Doch gerade die betrachten das Land am Zuckerhut mit wachsender Skepsis. Das liegt nicht nur an den Protesten, sondern auch am schwachen Wachstum. Denn in den vergangenen Jahren wurde durch die Vergabe der WM 2014 und der Olympischen Spiele 2016 an Brasilien ein kreditfinanzierter Bauboom ausgelöst. Ein Platzen der Kreditblase könnte das Finanzsystem ins Wanken bringen.

Auch in einem anderen Schwellenland, das einst wie Brasilien als Liebling der ausländischen Investoren gehandelt wurde, droht die Stimmung zu kippen: Auch in der Türkei demonstriert eine Jugend, die zwar vom rasanten Wachstum der letzten zehn Jahre profitiert hat, nun aber politische Mitspracherechte einfordert.

Zwei Schwergewichte, ein Problem

Beide Schwellenländer macht ein weiterer Punkt verwundbar: das Leistungsbilanzdefizit. Sprich: Beide Volkswirtschaften importieren mehr als sie exportieren. Die Türkei weist gar das höchste Leistungsbilanzdefizit aller G20-Staaten auf. Grund sind die Abhängigkeit von Ölimporten und die ausufernden Konsumkredite. Wenn aber ein Land wie die Türkei seit Jahren die Importe mit ausländischem Kapital bezahlt hat, könnte es gefährlich werden, wenn das Kapital auf einmal abgezogen würde, sagt Hanno Beck: "Sie können dann ja nichts mehr importieren, weil sie keine ausländischen Devisen haben, mit denen sie die Importe bezahlen können."

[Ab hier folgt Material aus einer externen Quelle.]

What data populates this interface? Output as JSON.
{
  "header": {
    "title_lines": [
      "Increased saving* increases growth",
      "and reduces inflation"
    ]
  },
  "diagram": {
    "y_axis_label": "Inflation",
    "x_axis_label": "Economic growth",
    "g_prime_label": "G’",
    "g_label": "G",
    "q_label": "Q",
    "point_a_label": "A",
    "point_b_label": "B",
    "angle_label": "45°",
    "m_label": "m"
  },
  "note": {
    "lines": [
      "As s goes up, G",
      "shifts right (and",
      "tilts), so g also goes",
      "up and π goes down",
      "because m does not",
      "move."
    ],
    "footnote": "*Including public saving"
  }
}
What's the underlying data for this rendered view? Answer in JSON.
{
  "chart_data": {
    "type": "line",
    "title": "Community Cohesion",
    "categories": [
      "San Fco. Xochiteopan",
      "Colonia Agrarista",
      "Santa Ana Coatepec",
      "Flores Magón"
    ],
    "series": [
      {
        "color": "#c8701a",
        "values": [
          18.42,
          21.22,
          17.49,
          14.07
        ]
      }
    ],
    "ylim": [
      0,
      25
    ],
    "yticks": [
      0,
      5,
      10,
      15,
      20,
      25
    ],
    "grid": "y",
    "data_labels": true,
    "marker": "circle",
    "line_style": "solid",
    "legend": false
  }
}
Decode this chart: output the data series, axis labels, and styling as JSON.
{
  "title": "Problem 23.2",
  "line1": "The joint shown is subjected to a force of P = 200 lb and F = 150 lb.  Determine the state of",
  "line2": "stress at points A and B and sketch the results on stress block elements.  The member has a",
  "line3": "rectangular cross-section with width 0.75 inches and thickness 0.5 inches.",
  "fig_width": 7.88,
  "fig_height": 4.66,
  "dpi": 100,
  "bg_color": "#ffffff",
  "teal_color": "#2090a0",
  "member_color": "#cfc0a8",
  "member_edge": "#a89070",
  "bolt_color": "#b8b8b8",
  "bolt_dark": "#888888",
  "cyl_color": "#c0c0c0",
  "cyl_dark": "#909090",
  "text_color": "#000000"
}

Brasiliens Wirtschaft schwächelt

Da der Anleihemarkt für Schwellenländer noch relativ klein ist, könnte der Kapitalabzug für schnell steigende Zinsen sorgen. "Was wir jetzt an den Kapitalmärkten sehen, ist diese Unsicherheit über die Verzinsung von Staatspapieren", sagt Wirtschaftshistoriker Harold James von der Princeton-Universität. Die Unsicherheit also mit Ländern, die hoch verschuldet sind und die mit einem niedrigen Zinssatz lange Zeit Schulden auf sich nehmen konnten. "Aber sobald die Zinsen in die Höhe schießen, werden sie zahlungsunfähig", sagt James im Interview mit der DW. Das sei vor allem ein Problem für Brasilien, die Türkei und einige Länder in Ost- und Mitteleuropa, die in den letzten Jahren dynamisch gewachsen seien und Defizite der Leistungsbilanz durch Kapitalimporte finanziert hätten, meint James.

Die dritte Phase der langen Krise

Für den Historiker wäre es keine neue Krise, sondern nur die dritte Phase der seit 2007 andauernden Krise: "Also erstens die amerikanische Phase 2007, 2008, wo viele in Europa geglaubt haben, das ist eine rein amerikanische Krise. Und dann die Europhase der Krise seit 2010."

Harold James, britischer Historiker (Foto: privat)
Harold James sieht die Krise in ihrer dritten PhaseBild: privat

Von der dritten Phase der Krise würden aber nicht alle aufstrebenden Länder gleichermaßen betroffen. China, das größte Schwellenland auf der Erde, könnte davon verschont bleiben, meint James: "China erlebt im Moment eine milde Entschleunigung des Wirtschaftswachstums." Zwar sind die neuesten Konjunkturdaten aus dem Reich der Mitte weniger ermutigend, doch sei China nicht von ausländischem Kapital abhängig, sagt der Brite.

Trotz aller Krisenszenarien geht Maria Laura Lanzeni, Expertin für Schwellenländer bei der Deutschen Bank, davon aus, "dass die Emerging-Markets immer noch deutlich höhere Wachstumsraten erzielen werden als die Industrieländer. Dieser Unterschied bleibt bestehen."